[ExI] Feasibility of solid Dyson Sphere WAS mbrains again:
Keith Henson
hkeithhenson at gmail.com
Fri Sep 30 16:32:21 UTC 2011
On Fri, Sep 30, 2011 at 5:00 AM, Anders Sandberg <anders at aleph.se> wrote:
> Dennis May wrote:
snip
>> Been through all that kind of discussion before. Whatever defenses
>> you build the resources outside to overcome them can be as large
>> as it takes. Beams of diffuse anti-matter dust are my favorite.
>
> It is trivial to overcome any defenses by simply postulating even bigger
> attack resources. But cost-effectiveness will get you.
snip
> anything lesser would find it tough. And if you already have a Dyson,
> the opportunity costs of spending your energy on antimatter to mess with
> the neighbors (aeons in the future, from the subjective timescale of the
> fast processes online) will be very high. You better have a very good
> reason, especially since it is pretty obvious who is responsible.
>
>
> Mbrains will no doubt look quaint as we get ever better ideas of how to
> arrange matter to do useful things, but so far they represent one of the
> more well analysed development directions. If you find them silly, why
> don't you propose a better approach and show us your engineering?

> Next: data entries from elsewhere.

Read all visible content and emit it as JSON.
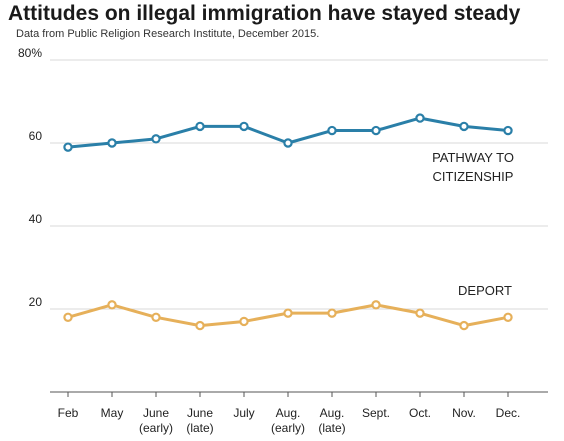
{
  "header": {
    "title": "Attitudes on illegal immigration have stayed steady",
    "subtitle": "Data from Public Religion Research Institute, December 2015."
  },
  "colors": {
    "pathway": "#2a7fa8",
    "deport": "#e6b05a",
    "grid": "#d9d9d9",
    "axis": "#555555",
    "text": "#222222"
  },
  "chart_data": {
    "type": "line",
    "title": "Attitudes on illegal immigration have stayed steady",
    "subtitle": "Data from Public Religion Research Institute, December 2015.",
    "categories": [
      [
        "Feb"
      ],
      [
        "May"
      ],
      [
        "June",
        "(early)"
      ],
      [
        "June",
        "(late)"
      ],
      [
        "July"
      ],
      [
        "Aug.",
        "(early)"
      ],
      [
        "Aug.",
        "(late)"
      ],
      [
        "Sept."
      ],
      [
        "Oct."
      ],
      [
        "Nov."
      ],
      [
        "Dec."
      ]
    ],
    "ylim": [
      0,
      80
    ],
    "yticks": [
      {
        "value": 80,
        "label": "80%"
      },
      {
        "value": 60,
        "label": "60"
      },
      {
        "value": 40,
        "label": "40"
      },
      {
        "value": 20,
        "label": "20"
      }
    ],
    "grid": true,
    "series": [
      {
        "key": "pathway",
        "name_lines": [
          "PATHWAY TO",
          "CITIZENSHIP"
        ],
        "values": [
          59,
          60,
          61,
          64,
          64,
          60,
          63,
          63,
          66,
          64,
          63
        ]
      },
      {
        "key": "deport",
        "name_lines": [
          "DEPORT"
        ],
        "values": [
          18,
          21,
          18,
          16,
          17,
          19,
          19,
          21,
          19,
          16,
          18
        ]
      }
    ]
  }
}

My objection to mbrain is the same I had to jupiter brains, speed of
light delays. The bigger you get, the slower it thinks.

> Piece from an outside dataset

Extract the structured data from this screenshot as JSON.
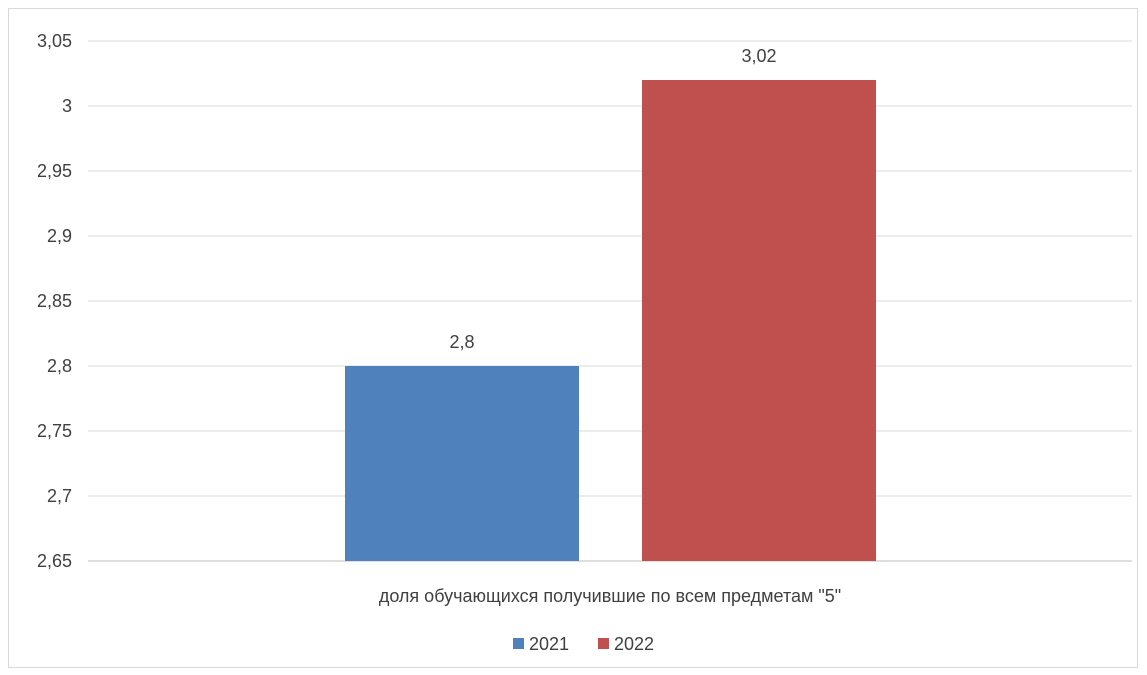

To get a message to and from a distant part of an 1 Au takes around a
third of an hour. At 8000+ hrs/year, that's 1/25,000 of a year.

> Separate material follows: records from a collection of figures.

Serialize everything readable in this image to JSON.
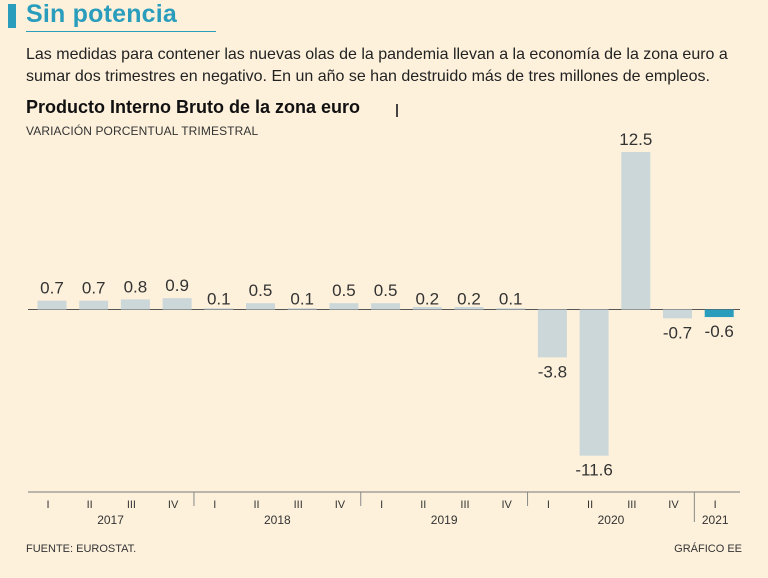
{
  "header": {
    "title": "Sin potencia",
    "intro": "Las medidas para contener las nuevas olas de la pandemia llevan a la economía de la zona euro a sumar dos trimestres en negativo. En un año se han destruido más de tres millones de empleos."
  },
  "footer": {
    "source": "FUENTE: EUROSTAT.",
    "credit": "GRÁFICO EE"
  },
  "colors": {
    "background": "#fdf1dc",
    "accent": "#2a9dbd",
    "bar": "#ccd7d9",
    "bar_highlight": "#2a9dbd"
  },
  "chart_data": {
    "type": "bar",
    "title": "Producto Interno Bruto de la zona euro",
    "subtitle": "VARIACIÓN PORCENTUAL TRIMESTRAL",
    "categories": [
      "I",
      "II",
      "III",
      "IV",
      "I",
      "II",
      "III",
      "IV",
      "I",
      "II",
      "III",
      "IV",
      "I",
      "II",
      "III",
      "IV",
      "I"
    ],
    "years": [
      {
        "label": "2017",
        "count": 4
      },
      {
        "label": "2018",
        "count": 4
      },
      {
        "label": "2019",
        "count": 4
      },
      {
        "label": "2020",
        "count": 4
      },
      {
        "label": "2021",
        "count": 1
      }
    ],
    "values": [
      0.7,
      0.7,
      0.8,
      0.9,
      0.1,
      0.5,
      0.1,
      0.5,
      0.5,
      0.2,
      0.2,
      0.1,
      -3.8,
      -11.6,
      12.5,
      -0.7,
      -0.6
    ],
    "value_labels": [
      "0.7",
      "0.7",
      "0.8",
      "0.9",
      "0.1",
      "0.5",
      "0.1",
      "0.5",
      "0.5",
      "0.2",
      "0.2",
      "0.1",
      "-3.8",
      "-11.6",
      "12.5",
      "-0.7",
      "-0.6"
    ],
    "highlight_index": 16,
    "ylim": [
      -11.6,
      12.5
    ]
  }
}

Postulating a million to one speedup, that 40 subjective years to hear
back from a corespondent.
Already we can see our culture spending hundreds of millions of
dollars on new fiber optic cables to shave a few ms off the speed of
light delays between financial centers. I think hyperfast trading is
a parasitic drain on the economy, but if that is the future, then we
might expect the physical implementation of virtual human civilization
to shrink to the minimum size (a few hundred meters?) consistent with
getting the waste heat from computation out. Perhaps sunk under a
couple of miles of ocean water to keep it cool.
Unless, of course, we come up with a way to get around the speed of light.